Predicting risk of lung function impairment and all-cause mortality using a DNA methylation-based classifier of tobacco smoke exposure

• Published in: Respiratory medicine Vol. 200; p. 106896
• Main Authors: Eckhardt, Christina M., Wu, Haotian, Prada, Diddier, Vokonas, Pantel S., Sparrow, David, Hou, Lifang, Schwartz, Joel, Baccarelli, Andrea A.
• Format: Journal Article
• Language: English
• Published: England Elsevier Ltd 01.08.2022
• Subjects: All-cause mortality; DNA Methylation; DNA Methylation - genetics; Forced Expiratory Volume; Humans; Lung; Lung function; Prospective Studies; Risk Factors; Smoking; Tobacco Smoke Pollution; DNA Methylation; Lung function; All-cause mortality; Smoking
• ISSN: 0954-6111; 1532-3064
• DOI: 10.1016/j.rmed.2022.106896

The Epigenetic Smoking Status Estimator (EpiSmokEr) predicts smoking phenotypes based on DNA methylation at 121 CpG sites.

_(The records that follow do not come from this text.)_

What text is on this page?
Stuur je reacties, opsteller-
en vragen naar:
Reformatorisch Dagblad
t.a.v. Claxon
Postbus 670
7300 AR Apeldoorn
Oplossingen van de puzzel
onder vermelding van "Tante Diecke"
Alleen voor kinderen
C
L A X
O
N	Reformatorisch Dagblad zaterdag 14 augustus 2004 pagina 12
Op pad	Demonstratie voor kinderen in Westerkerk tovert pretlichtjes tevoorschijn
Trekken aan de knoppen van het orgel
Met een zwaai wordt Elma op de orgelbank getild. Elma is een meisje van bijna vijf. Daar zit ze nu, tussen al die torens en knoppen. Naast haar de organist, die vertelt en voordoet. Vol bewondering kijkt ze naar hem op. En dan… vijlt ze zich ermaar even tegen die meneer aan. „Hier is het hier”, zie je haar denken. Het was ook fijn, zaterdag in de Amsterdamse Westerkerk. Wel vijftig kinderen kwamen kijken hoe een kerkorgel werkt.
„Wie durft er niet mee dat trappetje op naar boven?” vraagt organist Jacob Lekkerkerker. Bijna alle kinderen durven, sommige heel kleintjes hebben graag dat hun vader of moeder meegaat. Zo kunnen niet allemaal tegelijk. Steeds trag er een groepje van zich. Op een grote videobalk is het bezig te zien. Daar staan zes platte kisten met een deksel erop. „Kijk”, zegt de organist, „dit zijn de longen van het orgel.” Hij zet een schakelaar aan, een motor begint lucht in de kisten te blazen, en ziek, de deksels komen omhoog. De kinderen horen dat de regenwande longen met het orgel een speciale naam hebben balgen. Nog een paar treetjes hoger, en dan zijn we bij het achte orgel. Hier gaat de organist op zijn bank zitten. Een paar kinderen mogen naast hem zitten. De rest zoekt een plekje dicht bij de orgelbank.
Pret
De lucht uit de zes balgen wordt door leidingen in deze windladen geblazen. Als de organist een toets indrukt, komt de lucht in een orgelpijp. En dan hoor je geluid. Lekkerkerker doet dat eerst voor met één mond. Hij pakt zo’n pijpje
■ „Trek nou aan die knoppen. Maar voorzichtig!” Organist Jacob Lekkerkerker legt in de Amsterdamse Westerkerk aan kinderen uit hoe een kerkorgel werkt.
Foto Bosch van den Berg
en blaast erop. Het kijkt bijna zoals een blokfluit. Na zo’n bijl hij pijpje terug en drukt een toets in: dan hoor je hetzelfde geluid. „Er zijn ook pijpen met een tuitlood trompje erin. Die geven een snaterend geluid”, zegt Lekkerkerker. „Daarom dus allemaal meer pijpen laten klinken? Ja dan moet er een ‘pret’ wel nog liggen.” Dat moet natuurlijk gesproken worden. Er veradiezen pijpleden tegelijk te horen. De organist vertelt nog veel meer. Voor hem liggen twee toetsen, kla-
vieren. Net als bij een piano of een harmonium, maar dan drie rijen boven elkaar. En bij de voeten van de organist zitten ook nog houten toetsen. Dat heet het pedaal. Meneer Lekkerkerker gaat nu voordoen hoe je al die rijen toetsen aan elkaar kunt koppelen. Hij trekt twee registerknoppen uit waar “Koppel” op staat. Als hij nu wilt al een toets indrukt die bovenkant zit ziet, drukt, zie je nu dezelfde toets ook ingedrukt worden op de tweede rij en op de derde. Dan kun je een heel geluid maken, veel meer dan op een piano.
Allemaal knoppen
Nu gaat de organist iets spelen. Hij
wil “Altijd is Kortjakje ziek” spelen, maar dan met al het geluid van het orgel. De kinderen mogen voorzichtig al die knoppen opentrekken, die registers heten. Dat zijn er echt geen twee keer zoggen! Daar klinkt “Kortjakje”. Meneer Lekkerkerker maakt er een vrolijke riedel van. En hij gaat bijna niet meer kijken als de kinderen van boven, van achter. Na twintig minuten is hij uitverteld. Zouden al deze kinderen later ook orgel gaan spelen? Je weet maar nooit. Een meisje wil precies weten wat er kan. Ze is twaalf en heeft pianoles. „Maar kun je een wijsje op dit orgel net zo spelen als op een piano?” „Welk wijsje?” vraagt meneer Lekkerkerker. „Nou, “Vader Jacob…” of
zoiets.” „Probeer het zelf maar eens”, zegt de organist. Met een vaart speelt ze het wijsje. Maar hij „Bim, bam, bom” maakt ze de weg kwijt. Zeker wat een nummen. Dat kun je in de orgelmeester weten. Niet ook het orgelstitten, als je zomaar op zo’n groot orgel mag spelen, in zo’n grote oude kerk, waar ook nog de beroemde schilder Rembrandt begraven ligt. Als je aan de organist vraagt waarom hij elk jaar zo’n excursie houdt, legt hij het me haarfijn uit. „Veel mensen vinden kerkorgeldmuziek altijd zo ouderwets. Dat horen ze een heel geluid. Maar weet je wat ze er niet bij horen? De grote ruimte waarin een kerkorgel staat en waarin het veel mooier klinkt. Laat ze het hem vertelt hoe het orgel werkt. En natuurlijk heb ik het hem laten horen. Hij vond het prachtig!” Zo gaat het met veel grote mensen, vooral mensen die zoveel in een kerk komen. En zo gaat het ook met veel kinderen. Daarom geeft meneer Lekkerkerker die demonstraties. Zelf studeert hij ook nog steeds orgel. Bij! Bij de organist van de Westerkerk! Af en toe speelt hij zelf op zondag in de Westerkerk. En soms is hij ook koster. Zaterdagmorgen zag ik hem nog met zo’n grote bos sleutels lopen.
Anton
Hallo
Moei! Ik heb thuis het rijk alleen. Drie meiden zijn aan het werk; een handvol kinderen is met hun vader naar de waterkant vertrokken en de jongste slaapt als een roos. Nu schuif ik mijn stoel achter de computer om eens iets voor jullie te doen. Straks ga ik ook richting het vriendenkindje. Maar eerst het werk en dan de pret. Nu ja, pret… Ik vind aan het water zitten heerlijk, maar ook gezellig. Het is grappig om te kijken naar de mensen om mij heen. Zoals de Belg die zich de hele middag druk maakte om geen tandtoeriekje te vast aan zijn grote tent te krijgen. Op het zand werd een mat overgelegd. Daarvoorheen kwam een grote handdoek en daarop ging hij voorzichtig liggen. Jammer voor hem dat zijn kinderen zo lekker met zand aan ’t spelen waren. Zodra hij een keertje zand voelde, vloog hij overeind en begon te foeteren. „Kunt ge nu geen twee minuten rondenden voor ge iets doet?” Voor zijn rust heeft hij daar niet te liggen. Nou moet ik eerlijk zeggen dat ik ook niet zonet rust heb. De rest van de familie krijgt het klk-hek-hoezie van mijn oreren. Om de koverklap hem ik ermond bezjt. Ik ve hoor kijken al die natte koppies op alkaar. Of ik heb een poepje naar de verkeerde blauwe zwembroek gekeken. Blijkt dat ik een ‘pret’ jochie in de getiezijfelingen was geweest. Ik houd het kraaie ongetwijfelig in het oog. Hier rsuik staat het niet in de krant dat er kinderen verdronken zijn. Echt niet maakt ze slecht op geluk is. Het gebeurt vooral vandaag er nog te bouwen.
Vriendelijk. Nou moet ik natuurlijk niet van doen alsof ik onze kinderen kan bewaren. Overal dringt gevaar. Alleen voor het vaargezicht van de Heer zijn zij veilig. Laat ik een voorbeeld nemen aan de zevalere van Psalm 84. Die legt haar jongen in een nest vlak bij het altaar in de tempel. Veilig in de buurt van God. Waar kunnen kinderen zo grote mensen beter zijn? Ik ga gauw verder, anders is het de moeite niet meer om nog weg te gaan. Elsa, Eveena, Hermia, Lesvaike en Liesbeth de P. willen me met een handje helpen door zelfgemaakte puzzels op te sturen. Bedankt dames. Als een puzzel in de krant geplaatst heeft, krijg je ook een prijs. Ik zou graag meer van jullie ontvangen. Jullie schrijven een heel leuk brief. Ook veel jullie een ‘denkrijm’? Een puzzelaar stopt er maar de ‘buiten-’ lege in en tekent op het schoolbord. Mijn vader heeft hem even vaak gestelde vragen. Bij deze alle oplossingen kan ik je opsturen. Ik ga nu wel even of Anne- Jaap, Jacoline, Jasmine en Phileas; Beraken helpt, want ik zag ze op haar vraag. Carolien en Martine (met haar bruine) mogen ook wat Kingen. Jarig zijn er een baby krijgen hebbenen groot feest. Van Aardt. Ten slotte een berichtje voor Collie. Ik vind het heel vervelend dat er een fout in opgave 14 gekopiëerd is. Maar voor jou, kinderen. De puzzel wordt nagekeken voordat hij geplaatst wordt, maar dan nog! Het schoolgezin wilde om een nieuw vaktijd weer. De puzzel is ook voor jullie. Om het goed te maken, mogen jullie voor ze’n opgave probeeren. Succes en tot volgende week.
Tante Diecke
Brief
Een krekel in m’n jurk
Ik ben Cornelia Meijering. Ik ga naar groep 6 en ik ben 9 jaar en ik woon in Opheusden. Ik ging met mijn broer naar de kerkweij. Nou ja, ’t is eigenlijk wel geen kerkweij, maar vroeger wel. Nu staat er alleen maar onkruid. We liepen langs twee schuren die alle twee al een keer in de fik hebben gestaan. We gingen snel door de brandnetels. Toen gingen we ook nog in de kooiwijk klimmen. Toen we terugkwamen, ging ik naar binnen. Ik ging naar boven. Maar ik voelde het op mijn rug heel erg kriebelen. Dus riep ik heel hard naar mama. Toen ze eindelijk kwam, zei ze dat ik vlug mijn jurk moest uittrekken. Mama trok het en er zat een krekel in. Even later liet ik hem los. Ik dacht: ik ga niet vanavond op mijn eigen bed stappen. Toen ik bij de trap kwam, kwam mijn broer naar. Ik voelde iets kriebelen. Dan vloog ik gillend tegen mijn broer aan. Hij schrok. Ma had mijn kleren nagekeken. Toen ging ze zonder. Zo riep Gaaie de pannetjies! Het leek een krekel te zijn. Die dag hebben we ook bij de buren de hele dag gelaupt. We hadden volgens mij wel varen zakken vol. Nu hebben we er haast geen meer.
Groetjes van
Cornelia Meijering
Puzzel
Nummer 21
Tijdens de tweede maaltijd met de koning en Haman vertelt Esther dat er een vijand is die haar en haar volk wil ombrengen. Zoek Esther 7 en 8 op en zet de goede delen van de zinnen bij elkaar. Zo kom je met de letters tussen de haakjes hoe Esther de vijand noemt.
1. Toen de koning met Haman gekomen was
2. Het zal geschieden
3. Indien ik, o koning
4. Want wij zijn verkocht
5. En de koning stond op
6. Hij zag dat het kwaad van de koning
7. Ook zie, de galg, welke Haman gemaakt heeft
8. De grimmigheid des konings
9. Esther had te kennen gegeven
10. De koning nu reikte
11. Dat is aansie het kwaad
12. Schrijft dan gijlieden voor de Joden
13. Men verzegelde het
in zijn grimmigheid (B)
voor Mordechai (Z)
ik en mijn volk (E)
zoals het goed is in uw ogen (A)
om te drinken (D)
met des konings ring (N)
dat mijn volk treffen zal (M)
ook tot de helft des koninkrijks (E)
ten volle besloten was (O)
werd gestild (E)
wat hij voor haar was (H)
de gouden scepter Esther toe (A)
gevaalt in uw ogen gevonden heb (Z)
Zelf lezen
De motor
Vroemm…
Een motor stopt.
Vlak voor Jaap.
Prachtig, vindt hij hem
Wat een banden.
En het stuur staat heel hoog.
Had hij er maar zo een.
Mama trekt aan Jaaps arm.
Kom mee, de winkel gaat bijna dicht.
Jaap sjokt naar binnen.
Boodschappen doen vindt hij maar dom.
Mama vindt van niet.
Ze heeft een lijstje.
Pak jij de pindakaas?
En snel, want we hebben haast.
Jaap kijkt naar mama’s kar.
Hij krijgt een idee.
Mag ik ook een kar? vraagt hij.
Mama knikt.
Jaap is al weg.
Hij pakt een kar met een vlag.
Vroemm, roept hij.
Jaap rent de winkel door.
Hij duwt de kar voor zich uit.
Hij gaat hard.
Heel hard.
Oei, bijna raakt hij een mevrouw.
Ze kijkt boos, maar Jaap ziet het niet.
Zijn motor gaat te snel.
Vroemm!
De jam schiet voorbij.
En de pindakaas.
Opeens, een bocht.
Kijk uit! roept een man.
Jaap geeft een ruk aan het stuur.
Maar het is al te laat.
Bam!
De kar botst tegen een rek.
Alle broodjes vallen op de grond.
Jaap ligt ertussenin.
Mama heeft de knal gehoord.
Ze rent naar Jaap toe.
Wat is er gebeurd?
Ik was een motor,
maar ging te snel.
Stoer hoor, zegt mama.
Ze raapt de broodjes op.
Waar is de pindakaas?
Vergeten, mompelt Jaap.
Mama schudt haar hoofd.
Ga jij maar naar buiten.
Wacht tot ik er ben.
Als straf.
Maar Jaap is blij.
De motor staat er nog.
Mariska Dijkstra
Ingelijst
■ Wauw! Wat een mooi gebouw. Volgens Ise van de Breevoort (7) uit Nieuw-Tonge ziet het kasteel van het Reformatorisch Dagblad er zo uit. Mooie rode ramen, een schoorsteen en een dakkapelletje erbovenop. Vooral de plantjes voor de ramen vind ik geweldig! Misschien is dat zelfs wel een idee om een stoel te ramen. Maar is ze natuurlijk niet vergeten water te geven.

Evaluate associations of EpiSmokEr-predicted versus self-reported smoking phenotypes with lung function and all-cause mortality in a cohort of older adults. The prospective Normative Aging Study collected DNA methylation measurements from 1999 to 2012 with follow-up through 2016. The R package EpiSmokEr derived predicted smoking phenotypes based on DNA methylation levels assayed by the Illumina HumanMethylation450 Beadchip. Spirometry was collected every 3–5 years. Airflow limitation was defined as forced expiratory volume in 1 s/forced vital capacity <0.7. Vital status was monitored through periodic mailings. Among 784 participants contributing 5414 person-years of follow-up, the EpiSmokEr-predicted smoking phenotypes matched the self-reported phenotypes for 228 (97%) never smokers and 22 (71%) current smokers. In contrast, EpiSmokEr classified 407 (79%) self-reported former smokers as never smokers. Nonetheless, the EpiSmokEr-predicted former smoking phenotype was more strongly associated with incident airflow limitation (hazard ratio [HR] = 3.15, 95% confidence interval [CI] = 1.50–6.59) and mortality (HR = 2.11, 95% CI = 1.56–2.85) compared to the self-reported former smoking phenotype (airflow limitation: HR = 2.21, 95% CI = 1.13–4.33; mortality: HR = 1.08, 95% CI = 0.86–1.36). Risk of airflow limitation and death did not differ among self-reported never smokers and former smokers who were classified as never smokers. The discriminative accuracy of EpiSmokEr-predicted phenotypes for incident airflow limitation and mortality was improved compared to self-reported phenotypes. The DNA methylation-based EpiSmokEr classifier may be a useful surrogate of smoking-induced lung damage and may identify former smokers most at risk of adverse smoking-related health effects. [Display omitted] •The EpiSmokEr classifier predicts smoking status based on DNA methylation at 121 CpG sites.•EpiSmokEr effectively identified former smokers with increased risk of lung disease and death.•EpiSmokEr may identify former smokers most at risk of adverse smoking-related health effects.